The privacy clause of the GRA is serious and imposes a burden on public service providers, even when the existence of a GRC is in doubt
But doesn't the privacy clause only operate when a person has acquired information that the person has a GRC?
www.legislation.gov.uk/ukpga/2004/7/section/22
(1)It is an offence for a person who has acquired protected information in an official capacity to disclose the information to any other person.
(2)“Protected information” means information which relates to a person who has made an application under section 1(1) and which—
(a)concerns that application or any application by the person, or
(b)if the application under section 1(1) is granted, otherwise concerns the person’s gender before it becomes the acquired gender.
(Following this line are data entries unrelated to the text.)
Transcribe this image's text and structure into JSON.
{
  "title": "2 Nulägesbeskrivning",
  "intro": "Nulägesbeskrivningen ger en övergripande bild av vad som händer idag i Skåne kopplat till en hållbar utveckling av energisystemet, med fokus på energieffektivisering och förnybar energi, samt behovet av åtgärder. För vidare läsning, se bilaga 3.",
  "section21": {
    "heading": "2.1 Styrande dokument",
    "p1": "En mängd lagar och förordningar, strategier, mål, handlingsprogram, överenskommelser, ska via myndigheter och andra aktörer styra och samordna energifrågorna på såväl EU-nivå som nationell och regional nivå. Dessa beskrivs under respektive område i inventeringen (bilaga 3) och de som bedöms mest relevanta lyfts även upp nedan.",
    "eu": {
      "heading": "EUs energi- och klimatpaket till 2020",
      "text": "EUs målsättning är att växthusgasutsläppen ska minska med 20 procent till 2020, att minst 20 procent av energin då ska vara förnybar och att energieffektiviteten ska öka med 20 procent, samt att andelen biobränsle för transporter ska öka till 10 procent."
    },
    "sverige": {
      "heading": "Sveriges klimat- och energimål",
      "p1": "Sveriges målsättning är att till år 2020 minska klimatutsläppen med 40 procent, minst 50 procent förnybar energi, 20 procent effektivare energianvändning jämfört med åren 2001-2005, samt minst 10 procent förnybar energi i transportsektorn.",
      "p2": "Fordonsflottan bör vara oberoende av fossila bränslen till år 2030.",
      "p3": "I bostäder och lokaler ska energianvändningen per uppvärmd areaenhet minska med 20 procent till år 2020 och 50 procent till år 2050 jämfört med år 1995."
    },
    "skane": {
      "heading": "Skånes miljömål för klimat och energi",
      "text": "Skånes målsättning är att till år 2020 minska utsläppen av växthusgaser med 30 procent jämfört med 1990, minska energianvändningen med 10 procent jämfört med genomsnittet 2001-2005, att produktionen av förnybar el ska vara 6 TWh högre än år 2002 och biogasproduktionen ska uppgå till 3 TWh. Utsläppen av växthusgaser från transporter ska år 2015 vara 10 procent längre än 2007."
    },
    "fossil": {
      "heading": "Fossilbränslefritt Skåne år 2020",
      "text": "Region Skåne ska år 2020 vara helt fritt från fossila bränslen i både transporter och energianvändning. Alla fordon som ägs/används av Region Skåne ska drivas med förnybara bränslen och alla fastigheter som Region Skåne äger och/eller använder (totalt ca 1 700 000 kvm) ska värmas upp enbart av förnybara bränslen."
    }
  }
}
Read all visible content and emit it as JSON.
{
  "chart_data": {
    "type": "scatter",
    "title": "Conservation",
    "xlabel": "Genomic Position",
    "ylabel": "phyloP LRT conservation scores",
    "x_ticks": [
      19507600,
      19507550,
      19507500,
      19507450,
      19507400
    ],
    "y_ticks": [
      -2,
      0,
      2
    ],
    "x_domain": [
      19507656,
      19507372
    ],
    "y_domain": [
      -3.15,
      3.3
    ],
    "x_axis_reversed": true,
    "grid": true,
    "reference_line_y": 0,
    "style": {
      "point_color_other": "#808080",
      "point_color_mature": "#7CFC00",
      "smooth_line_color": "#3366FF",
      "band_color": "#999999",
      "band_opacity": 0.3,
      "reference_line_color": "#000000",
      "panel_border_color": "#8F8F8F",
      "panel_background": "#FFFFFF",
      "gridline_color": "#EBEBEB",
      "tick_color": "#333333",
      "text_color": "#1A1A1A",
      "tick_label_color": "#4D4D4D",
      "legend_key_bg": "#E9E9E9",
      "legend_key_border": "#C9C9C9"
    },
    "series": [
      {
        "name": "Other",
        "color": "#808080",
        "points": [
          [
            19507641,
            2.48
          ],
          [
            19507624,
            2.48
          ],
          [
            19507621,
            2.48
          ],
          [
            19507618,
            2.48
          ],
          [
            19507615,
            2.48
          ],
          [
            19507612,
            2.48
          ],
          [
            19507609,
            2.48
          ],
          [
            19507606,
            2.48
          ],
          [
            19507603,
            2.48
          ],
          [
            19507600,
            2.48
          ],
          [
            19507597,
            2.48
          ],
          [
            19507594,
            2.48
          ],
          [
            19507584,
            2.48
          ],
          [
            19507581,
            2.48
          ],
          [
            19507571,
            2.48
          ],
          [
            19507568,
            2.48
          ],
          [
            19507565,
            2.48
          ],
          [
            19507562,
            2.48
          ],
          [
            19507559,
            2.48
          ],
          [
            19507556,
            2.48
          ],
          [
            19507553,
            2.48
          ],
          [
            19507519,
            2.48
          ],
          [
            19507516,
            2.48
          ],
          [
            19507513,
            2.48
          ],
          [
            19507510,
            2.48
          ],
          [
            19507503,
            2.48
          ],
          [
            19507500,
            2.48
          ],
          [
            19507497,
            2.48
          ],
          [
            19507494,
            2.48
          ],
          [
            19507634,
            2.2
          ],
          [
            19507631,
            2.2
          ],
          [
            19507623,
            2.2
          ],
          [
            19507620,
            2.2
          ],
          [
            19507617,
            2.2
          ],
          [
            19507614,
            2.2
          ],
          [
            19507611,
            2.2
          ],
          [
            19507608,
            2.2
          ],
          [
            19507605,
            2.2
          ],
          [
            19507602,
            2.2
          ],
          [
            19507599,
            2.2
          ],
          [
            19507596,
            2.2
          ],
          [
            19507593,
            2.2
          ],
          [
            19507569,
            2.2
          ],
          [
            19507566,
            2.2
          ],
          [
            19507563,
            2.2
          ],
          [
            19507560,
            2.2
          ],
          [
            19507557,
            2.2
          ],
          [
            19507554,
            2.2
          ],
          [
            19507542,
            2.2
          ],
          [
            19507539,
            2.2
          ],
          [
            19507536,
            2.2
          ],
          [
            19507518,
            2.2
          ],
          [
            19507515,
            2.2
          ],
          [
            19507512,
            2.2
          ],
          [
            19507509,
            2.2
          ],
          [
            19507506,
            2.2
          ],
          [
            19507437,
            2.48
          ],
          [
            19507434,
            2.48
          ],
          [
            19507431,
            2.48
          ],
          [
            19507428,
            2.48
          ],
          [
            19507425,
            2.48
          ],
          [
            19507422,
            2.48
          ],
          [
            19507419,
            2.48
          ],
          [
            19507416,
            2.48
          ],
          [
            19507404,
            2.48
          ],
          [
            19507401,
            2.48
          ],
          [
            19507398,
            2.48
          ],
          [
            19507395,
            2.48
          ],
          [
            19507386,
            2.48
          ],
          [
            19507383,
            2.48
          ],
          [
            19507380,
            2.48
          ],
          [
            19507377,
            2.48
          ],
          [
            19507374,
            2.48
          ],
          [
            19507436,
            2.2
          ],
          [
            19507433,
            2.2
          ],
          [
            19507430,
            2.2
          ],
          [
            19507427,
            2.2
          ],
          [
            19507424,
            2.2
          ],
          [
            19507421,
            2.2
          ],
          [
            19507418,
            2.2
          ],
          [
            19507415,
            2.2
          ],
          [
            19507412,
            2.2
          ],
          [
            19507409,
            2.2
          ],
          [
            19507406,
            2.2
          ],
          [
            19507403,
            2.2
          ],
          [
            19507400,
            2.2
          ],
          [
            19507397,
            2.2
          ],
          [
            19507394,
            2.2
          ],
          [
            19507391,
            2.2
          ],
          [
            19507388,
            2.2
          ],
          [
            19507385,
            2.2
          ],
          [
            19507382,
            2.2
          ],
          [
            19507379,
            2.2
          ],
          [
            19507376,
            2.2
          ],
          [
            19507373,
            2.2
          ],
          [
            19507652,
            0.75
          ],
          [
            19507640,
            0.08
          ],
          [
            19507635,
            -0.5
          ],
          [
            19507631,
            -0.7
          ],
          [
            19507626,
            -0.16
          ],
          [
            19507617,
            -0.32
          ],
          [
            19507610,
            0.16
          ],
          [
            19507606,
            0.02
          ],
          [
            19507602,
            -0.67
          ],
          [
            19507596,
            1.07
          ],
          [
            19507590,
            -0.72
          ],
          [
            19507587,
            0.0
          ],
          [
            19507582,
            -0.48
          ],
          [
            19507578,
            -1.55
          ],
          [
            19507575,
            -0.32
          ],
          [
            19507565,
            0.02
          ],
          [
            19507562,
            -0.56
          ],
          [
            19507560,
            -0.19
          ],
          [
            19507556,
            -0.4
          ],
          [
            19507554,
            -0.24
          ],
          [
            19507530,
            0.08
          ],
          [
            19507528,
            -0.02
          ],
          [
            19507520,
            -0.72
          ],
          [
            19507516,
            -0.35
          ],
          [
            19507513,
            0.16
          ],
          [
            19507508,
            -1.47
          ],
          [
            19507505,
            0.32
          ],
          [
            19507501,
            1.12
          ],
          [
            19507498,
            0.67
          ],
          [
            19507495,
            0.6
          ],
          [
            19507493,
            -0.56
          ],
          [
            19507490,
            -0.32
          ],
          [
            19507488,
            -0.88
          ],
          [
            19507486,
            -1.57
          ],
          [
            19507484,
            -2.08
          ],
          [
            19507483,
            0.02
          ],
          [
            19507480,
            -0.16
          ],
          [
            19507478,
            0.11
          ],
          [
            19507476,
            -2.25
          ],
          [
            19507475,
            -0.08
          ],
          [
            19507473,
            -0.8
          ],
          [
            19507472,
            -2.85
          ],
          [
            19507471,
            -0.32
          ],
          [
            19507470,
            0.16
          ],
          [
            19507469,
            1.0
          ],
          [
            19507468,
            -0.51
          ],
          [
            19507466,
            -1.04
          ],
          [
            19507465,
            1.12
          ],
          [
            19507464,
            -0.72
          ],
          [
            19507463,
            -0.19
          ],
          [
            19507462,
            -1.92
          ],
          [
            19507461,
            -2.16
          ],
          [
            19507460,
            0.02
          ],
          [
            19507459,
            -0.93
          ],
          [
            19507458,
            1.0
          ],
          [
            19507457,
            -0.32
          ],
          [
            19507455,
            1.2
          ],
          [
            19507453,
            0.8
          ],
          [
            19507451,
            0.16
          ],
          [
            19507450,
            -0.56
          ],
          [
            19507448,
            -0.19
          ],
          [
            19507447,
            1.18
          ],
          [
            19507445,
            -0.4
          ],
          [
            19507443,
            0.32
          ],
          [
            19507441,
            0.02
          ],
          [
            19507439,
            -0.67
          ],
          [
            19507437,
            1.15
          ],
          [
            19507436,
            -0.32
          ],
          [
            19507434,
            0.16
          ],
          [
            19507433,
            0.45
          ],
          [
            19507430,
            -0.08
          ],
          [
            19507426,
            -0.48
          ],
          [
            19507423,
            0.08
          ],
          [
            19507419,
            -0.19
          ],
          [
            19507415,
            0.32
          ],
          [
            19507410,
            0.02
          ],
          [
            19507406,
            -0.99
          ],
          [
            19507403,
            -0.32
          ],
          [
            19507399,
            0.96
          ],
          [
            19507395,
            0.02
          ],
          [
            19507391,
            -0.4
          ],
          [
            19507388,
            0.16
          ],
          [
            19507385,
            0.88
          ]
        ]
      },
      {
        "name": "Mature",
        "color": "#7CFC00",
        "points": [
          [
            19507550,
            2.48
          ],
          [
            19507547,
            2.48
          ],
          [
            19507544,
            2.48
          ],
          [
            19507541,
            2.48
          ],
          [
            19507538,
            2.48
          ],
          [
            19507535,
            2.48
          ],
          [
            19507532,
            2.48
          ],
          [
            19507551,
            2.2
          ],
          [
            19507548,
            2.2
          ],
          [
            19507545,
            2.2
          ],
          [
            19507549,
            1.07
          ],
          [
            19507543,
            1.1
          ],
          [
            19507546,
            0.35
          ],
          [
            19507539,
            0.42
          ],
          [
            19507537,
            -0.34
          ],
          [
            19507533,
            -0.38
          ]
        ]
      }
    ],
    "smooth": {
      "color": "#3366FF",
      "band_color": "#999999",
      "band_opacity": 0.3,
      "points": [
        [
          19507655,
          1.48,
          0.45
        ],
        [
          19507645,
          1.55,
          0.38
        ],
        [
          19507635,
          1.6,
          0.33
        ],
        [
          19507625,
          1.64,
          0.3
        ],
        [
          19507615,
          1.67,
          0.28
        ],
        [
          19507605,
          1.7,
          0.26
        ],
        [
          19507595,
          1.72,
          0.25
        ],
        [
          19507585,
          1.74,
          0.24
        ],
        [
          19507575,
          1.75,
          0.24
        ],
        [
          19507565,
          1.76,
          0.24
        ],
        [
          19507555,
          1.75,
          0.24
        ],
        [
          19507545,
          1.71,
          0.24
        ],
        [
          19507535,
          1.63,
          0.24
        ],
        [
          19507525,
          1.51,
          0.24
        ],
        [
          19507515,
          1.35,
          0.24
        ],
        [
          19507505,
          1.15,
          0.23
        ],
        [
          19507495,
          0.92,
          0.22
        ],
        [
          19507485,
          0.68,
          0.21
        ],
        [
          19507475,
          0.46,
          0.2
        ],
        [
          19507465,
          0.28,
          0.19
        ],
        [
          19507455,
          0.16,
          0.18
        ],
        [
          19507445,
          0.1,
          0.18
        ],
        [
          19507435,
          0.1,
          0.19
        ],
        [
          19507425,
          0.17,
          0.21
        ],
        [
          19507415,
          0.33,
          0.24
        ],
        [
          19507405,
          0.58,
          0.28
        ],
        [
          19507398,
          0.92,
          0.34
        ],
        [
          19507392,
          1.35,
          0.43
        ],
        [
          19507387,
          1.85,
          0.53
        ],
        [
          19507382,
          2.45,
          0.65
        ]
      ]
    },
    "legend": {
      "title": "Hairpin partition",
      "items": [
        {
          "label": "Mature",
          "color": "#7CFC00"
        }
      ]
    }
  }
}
(3)A person acquires protected information in an official capacity if the person acquires it—
(a)in connection with the person’s functions as a member of the civil service, a constable or the holder of any other public office or in connection with the functions of a local or public authority or of a voluntary organisation,
(b)as an employer, or prospective employer, of the person to whom the information relates or as a person employed by such an employer or prospective employer, or
(c)in the course of, or otherwise in connection with, the conduct of business or the supply of professional services.
If they simply know the person's sex, and have not been informed that they have a GRC, this is not protected information. If the person does have a GRC it becomes protected information, which means that NHS staff in cases like this are obliged to lie to other patients if the transgender person with the GRC has not consented to having that information shared.
This is a problem and the law needs to be changed.